Il ne faut pas obligatoirement de gros montants de capitaux pour démarrer une jeune pousse. Juste les fonds nécessaires à son décollage immédiat. On peut également fractionner le montant en fonction de réalisations intermédiaires. Il y a donc l’art et la manière de demander des capitaux…

Business angels – les visibles et les invisibles

La plupart des organismes d’encadrement des start-ups, tout comme la majorité des porteurs de projets, sont convaincus que la Belgique manque cruellement de business angels. Mais si vous vous dites qu’il n’existe chez nous que les quelques 300 investisseurs inscrits dans les rares Business Angels Networks encore opérationnels : vous êtes d’entrée de jeu perdant !

Les business angels répertoriés ne sont que la toute petite pointe émergente de l’iceberg. Même aux Etats-Unis on estime à pas plus de 8 % le nombre des investisseurs particuliers actifs inscrits dans un réseau officiel d’investisseurs.

En vérité, les business angels belges sont plus nombreux et ils ont les poches mieux remplies qu’on ne le pense, mais ils restent invisibles. Ils quitteront plus volontiers leur anonymat quand les intermédiaires commenceront à leur présenter les opportunités d’investissement de manière plus originale et plus intéressante.

Autre exemple tiré de la litanie des complaintes habituelles : “Rares sont les entreprises digitales qui se livrent à des Initial Public Offerings (IPO) qui leur permettront par la suite de monter en puissance et d’acheter éventuellement d’autres boîtes innovantes”. Doit-on y voir la marque d’une insuffisance du système capital-risque belge ? Ne pourrait-on pas plutôt l’expliquer par un manque de volonté de la part des dirigeants des jeunes pousses concernées ? En effet, l’introduction en Bourse n’est qu’une issue parmi d’autres. Il existe des techniques financières de cession-achat suffisamment rémunératrices mais avec beaucoup moins de contraintes techniques et administratives que l’IPO.

Problèmes relationnels

C’est un constat : 90% des start-ups digitales échouent. Et la faillite survient typiquement dans les 120 premiers jours ! Selon de multiples études récentes, le taux particulièrement élevé d’échec des start-ups est attribuable principalement à des problèmes de personnes au sein de l’équipe fondatrice.

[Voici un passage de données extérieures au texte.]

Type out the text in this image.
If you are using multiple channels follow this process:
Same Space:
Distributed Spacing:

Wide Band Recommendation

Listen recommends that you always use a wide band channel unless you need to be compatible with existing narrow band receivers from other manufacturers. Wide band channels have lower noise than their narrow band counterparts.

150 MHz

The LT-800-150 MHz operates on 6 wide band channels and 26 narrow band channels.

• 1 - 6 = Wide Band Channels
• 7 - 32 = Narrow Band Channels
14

Ainsi, une enquête récente menée aux USA en 2014 par des venture capitalists attribue la majorité (72%) de leurs échecs concernant les jeunes entreprises qu’ils ont en portefeuille à des conflits interpersonnels au sein de l’équipe de management.

Dans une autre étude en 2015 on a demandé à des investisseurs français d’identifier les difficultés pouvant survenir dans les entreprises qu’ils ont en portefeuille : 67% des problèmes évoqués impliquaient des différends et tensions au sein de l’équipe dirigeante.

Selon les travaux (publiés en 2014) des professeurs Noam Wassermann (université de Harvard) et Thomas Hellmann (université d’Oxford) portant sur une petite dizaine de milliers d’entreprises : 65% des start-ups échouent essentiellement en raison de problèmes interpersonnels au sein de l’équipe dirigeante. Et dans 88% des cas, l’équipe dirigeante correspond à l’équipe fondatrice.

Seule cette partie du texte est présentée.